To the Editor,

I read with interest the paper entitled “Measurement of faculty anesthesiologists’ quality of clinical supervision has greater reliability when controlling for the lenience of the rating anesthesia resident: a retrospective cohort study” that recently appeared in the Journal. 1 I would like to point out what I believe to be a critical logical flaw in its conclusions.

The authors compare a new model for determining the quality of faculty supervision with an old model, concluding that the new model results in “greater detection of anesthesiologists with significantly better (or worse) clinical supervision scores.” The problem is that the two models are asking fundamentally different questions—the original compares averages of scores, whereas the new one compares the probability of obtaining a perfect score—and are therefore not comparable. Furthermore, as I illustrate with a simple example, the new model’s definition of quality is oversimplified and could lead to perverse conclusions. The new model is simply not a good substitute for the old one.

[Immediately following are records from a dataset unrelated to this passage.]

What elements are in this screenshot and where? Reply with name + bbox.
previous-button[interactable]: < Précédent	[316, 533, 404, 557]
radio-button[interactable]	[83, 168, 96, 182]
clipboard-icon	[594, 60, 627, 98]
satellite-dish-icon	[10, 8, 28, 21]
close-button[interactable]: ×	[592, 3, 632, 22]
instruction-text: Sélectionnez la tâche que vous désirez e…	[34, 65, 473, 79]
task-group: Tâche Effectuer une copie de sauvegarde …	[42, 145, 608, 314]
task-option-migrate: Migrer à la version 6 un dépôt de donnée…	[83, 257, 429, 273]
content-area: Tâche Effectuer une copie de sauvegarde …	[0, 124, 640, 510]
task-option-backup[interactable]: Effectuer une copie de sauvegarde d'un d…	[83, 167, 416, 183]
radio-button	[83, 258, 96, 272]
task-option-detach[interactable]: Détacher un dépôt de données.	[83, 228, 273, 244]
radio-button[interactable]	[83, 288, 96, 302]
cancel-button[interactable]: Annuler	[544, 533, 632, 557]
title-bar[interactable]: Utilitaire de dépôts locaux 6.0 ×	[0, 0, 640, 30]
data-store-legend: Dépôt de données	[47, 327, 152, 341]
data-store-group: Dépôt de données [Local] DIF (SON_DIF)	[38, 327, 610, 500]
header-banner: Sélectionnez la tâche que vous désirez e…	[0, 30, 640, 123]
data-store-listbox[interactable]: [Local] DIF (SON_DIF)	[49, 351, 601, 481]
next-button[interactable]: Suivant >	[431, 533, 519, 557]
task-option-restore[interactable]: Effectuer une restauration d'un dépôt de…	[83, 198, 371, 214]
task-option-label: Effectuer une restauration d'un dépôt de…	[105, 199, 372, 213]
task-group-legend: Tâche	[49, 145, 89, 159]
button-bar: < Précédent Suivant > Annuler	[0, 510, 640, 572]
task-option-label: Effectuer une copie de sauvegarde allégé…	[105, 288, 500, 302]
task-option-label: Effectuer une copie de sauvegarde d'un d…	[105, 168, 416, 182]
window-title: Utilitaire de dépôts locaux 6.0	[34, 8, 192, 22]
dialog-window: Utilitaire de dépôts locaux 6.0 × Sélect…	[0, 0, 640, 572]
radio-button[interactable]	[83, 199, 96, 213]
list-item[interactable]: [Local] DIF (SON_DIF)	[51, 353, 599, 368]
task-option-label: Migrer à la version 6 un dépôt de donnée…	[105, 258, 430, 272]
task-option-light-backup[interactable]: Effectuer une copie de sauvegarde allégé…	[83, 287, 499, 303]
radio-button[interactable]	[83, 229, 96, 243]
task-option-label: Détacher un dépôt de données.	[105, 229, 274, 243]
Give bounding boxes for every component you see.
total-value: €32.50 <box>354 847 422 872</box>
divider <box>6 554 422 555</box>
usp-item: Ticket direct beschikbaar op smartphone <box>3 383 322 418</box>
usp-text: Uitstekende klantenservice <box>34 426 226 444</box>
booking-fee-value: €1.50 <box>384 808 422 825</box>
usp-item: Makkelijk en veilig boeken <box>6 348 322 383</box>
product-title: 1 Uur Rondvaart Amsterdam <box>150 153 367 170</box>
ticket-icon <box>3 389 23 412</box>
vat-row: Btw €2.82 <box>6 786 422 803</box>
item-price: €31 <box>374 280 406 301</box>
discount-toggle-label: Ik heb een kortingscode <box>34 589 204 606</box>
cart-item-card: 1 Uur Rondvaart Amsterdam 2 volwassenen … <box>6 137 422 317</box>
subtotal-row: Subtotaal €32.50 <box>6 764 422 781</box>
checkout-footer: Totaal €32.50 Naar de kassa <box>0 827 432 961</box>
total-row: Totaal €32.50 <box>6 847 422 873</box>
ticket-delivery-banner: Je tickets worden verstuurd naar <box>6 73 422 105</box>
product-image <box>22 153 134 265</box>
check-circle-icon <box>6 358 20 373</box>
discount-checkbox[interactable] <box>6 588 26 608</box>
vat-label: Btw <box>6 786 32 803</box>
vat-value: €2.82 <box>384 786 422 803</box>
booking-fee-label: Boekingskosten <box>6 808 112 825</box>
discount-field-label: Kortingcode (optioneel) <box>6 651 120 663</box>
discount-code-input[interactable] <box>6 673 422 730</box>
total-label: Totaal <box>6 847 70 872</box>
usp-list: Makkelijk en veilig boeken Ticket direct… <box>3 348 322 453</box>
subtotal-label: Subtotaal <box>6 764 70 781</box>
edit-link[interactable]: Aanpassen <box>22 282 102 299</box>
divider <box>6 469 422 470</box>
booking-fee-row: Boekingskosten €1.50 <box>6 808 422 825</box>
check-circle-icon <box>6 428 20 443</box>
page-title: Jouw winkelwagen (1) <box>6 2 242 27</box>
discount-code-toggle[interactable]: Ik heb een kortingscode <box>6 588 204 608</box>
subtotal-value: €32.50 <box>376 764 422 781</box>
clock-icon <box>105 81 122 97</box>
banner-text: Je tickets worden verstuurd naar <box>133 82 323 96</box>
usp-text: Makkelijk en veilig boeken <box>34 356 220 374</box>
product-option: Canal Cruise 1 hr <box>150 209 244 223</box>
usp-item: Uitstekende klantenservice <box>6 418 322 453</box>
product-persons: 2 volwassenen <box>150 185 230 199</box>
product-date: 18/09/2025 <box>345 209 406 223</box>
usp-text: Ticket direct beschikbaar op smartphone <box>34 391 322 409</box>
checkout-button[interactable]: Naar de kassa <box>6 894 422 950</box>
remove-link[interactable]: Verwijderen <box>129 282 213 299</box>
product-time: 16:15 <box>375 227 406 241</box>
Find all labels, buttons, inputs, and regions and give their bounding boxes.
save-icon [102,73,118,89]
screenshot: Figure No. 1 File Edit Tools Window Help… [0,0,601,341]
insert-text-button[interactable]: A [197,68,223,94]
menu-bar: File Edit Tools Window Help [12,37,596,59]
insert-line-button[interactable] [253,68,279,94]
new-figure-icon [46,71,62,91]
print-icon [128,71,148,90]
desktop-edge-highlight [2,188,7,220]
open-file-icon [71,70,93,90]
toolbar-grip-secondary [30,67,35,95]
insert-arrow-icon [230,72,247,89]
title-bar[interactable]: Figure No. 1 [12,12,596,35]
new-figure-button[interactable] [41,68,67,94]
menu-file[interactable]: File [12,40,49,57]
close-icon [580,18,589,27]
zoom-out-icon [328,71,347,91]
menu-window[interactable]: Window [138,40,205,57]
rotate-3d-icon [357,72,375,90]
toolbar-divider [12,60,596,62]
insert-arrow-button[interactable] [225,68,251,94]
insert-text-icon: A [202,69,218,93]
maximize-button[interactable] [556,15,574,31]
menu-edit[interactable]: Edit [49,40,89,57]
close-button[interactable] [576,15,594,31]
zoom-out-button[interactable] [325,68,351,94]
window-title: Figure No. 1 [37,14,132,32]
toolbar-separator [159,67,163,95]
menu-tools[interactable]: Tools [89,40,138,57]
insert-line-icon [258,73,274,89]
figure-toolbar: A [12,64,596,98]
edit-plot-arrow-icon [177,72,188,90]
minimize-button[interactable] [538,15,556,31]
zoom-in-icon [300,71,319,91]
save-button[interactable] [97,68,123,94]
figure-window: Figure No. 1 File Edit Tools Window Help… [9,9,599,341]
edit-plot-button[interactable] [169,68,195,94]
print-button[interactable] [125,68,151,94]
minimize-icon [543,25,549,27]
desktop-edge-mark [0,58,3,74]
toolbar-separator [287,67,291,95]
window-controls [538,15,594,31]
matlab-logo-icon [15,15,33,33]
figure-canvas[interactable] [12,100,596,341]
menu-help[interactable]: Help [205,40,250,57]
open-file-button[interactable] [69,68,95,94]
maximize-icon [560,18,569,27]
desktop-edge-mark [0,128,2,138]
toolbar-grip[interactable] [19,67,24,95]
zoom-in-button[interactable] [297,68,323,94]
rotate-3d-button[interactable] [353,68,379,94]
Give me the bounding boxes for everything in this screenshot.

Faculty supervision is measured by the Oliveira Filho supervision scale,1 which asks trainees to fill out a nine-item questionnaire rating a single experience of working with the supervisor in an operating room. Each item is ranked on a scale of 1–4, with 4 reflecting the best performance. The overall score is the average of the nine items. Thus, an individual item’s score can be as high as 4—if the supervisor scores perfectly on all items—or as low as 1. The original model compared supervisors on the basis of their average score, reasoning that a higher average score implies better supervision. The second model compares supervisors on their probability of obtaining a perfect score, reasoning that supervisors who obtain perfect scores more often must be better. To see the problem with this method, consider the following two hypothetical supervisors, John and Mary.

Mary prides herself on her supervision and receives a perfect score 75% of the time. The remaining 25% of the time she receives a rating of 4 on eight of the nine questions and but has only a 3 on the remaining one, giving her an overall score of 3.89 [(8×4 +3)/9]. Overall, her average score is 3.97 [(0.75×4) + (0.25×3.89)]. John is a truly excellent supervisor when sober but, tragically, suffers from a crippling substance abuse problem. When he is doing well (80% of the time), John gets uniformly perfect scores of 4. Sadly, on the other 20% of days, John receives a score of only 1. Overall, John’s average score is now 3.4 [0.8×4 + 0.2×1]

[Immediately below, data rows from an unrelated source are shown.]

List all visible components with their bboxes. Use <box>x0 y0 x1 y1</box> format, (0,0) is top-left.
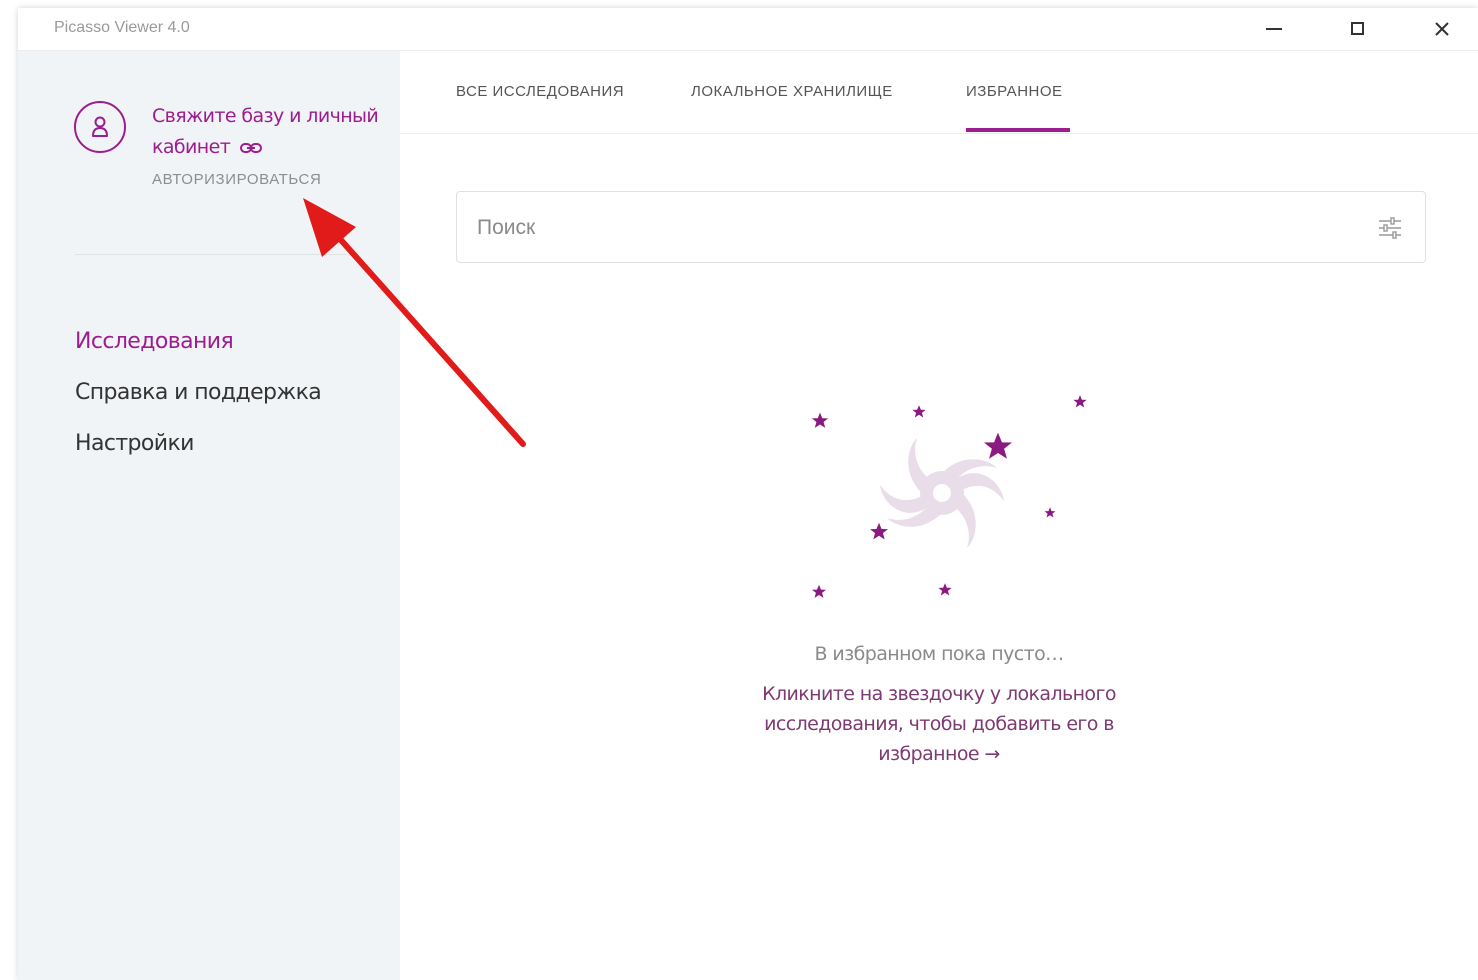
maximize-icon <box>1351 22 1364 35</box>
tabs-bar: ВСЕ ИССЛЕДОВАНИЯ ЛОКАЛЬНОЕ ХРАНИЛИЩЕ ИЗБ… <box>400 51 1478 134</box>
main-content: ВСЕ ИССЛЕДОВАНИЯ ЛОКАЛЬНОЕ ХРАНИЛИЩЕ ИЗБ… <box>400 51 1478 980</box>
sidebar-item-settings[interactable]: Настройки <box>75 418 321 469</box>
sidebar-item-studies[interactable]: Исследования <box>75 316 321 367</box>
authorize-link[interactable]: АВТОРИЗИРОВАТЬСЯ <box>152 171 321 188</box>
tab-all-studies[interactable]: ВСЕ ИССЛЕДОВАНИЯ <box>456 83 624 100</box>
maximize-button[interactable] <box>1336 14 1380 44</box>
title-bar: Picasso Viewer 4.0 <box>18 8 1478 51</box>
tab-favorites[interactable]: ИЗБРАННОЕ <box>966 83 1063 100</box>
galaxy-swirl <box>880 438 1004 548</box>
search-box <box>456 191 1426 263</box>
empty-state-hint: Кликните на звездочку у локального иссле… <box>762 683 1116 765</box>
sidebar-item-help[interactable]: Справка и поддержка <box>75 367 322 418</box>
link-account-label: Свяжите базу и личный кабинет <box>152 105 379 158</box>
empty-favorites-illustration <box>811 395 1087 598</box>
filter-icon[interactable] <box>1377 216 1403 240</box>
active-tab-indicator <box>966 128 1070 132</box>
app-window: Picasso Viewer 4.0 Свяжите базу и личный… <box>18 8 1478 980</box>
minimize-button[interactable] <box>1252 14 1296 44</box>
empty-state-title: В избранном пока пусто… <box>814 643 1065 665</box>
close-button[interactable] <box>1420 14 1464 44</box>
link-icon <box>239 142 262 153</box>
tab-local-storage[interactable]: ЛОКАЛЬНОЕ ХРАНИЛИЩЕ <box>691 83 893 100</box>
sidebar-divider <box>75 254 347 255</box>
sidebar-nav: Исследования Справка и поддержка Настрой… <box>75 316 322 469</box>
minimize-icon <box>1266 28 1282 30</box>
link-account-button[interactable]: Свяжите базу и личный кабинет <box>152 101 382 163</box>
avatar[interactable] <box>74 101 126 153</box>
app-title: Picasso Viewer 4.0 <box>54 19 190 36</box>
close-icon <box>1435 22 1449 36</box>
search-input[interactable] <box>475 210 1359 246</box>
user-icon <box>92 116 108 137</box>
sidebar: Свяжите базу и личный кабинет АВТОРИЗИРО… <box>18 51 400 980</box>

According to the original model, Mary’s average score of 3.97 appropriately puts her well above John with his average of 3.4. In the model that Dexter et al. report, which should allow more precise detection of better clinical supervision, John’s 80% probability of getting a perfect score ranks him as a better supervisor than Mary with her probability of only 75%.

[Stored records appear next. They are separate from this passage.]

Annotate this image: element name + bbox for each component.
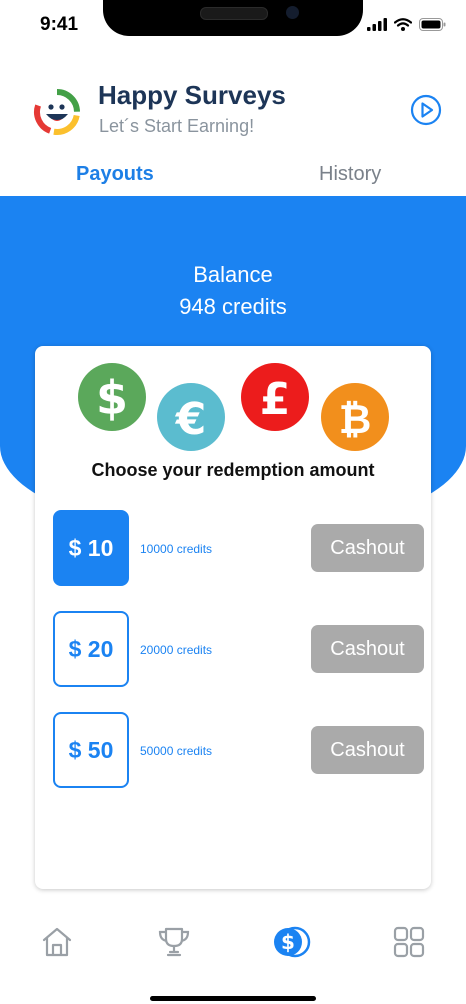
balance-label: Balance [193, 262, 273, 287]
status-time: 9:41 [40, 14, 79, 35]
status-icons [367, 18, 446, 31]
option-credits: 20000 credits [140, 643, 213, 657]
bitcoin-icon: ₿ [321, 383, 389, 451]
status-bar: 9:41 [0, 0, 466, 46]
tab-bar: Payouts History [0, 155, 466, 201]
tab-payouts[interactable]: Payouts [76, 163, 154, 186]
option-credits: 50000 credits [140, 744, 213, 758]
wifi-icon [394, 18, 412, 31]
redemption-heading: Choose your redemption amount [91, 460, 375, 480]
app-title: Happy Surveys [98, 80, 286, 110]
option-credits: 10000 credits [140, 542, 213, 556]
notch-camera [286, 6, 299, 19]
tab-history[interactable]: History [319, 163, 381, 186]
notch-speaker [200, 7, 268, 20]
payout-coins-icon[interactable]: $ [272, 925, 312, 959]
cellular-signal-icon [367, 18, 387, 31]
app-header: Happy Surveys Let´s Start Earning! [0, 80, 466, 150]
svg-text:€: € [175, 394, 207, 445]
amount-option-10[interactable]: $ 10 [53, 510, 129, 586]
amount-option-50[interactable]: $ 50 [53, 712, 129, 788]
cashout-button[interactable]: Cashout [311, 524, 424, 572]
app-subtitle: Let´s Start Earning! [99, 116, 255, 136]
device-notch [103, 0, 363, 36]
battery-icon [419, 18, 446, 31]
grid-icon[interactable] [392, 925, 426, 959]
amount-option-20[interactable]: $ 20 [53, 611, 129, 687]
play-icon[interactable] [410, 94, 442, 126]
bottom-nav: $ [0, 925, 466, 965]
redemption-card: $ € £ ₿ Choose your redemption amount $ … [35, 346, 431, 889]
balance-value: 948 credits [179, 294, 287, 319]
home-icon[interactable] [40, 925, 74, 959]
home-indicator[interactable] [150, 996, 316, 1001]
pound-icon: £ [241, 363, 309, 431]
euro-icon: € [157, 383, 225, 451]
smiley-logo-icon [33, 89, 80, 135]
svg-text:₿: ₿ [339, 397, 372, 443]
cashout-button[interactable]: Cashout [311, 625, 424, 673]
svg-text:£: £ [260, 374, 291, 425]
trophy-icon[interactable] [157, 925, 191, 959]
svg-text:$: $ [96, 371, 128, 425]
svg-text:$: $ [281, 930, 295, 954]
dollar-icon: $ [78, 363, 146, 431]
cashout-button[interactable]: Cashout [311, 726, 424, 774]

Another way to explain the deficiency of the second model is as follows. The first model uses all the information from a carefully validated performance measurement scale consisting of nine questions, each of which has four possible levels. With 9×4 = 36 possible values, this measurement scale could represent a full continuum of performance from excellent to very poor. The second model effectively replaces this sensitive, nuanced scale by a single question: “Was your staff supervisor’s performance perfect?” This quite literally equates Mary’s “almost perfect” (3.97) with John’s “terrible” (1) score and leads to John being judged a better supervisor than Mary.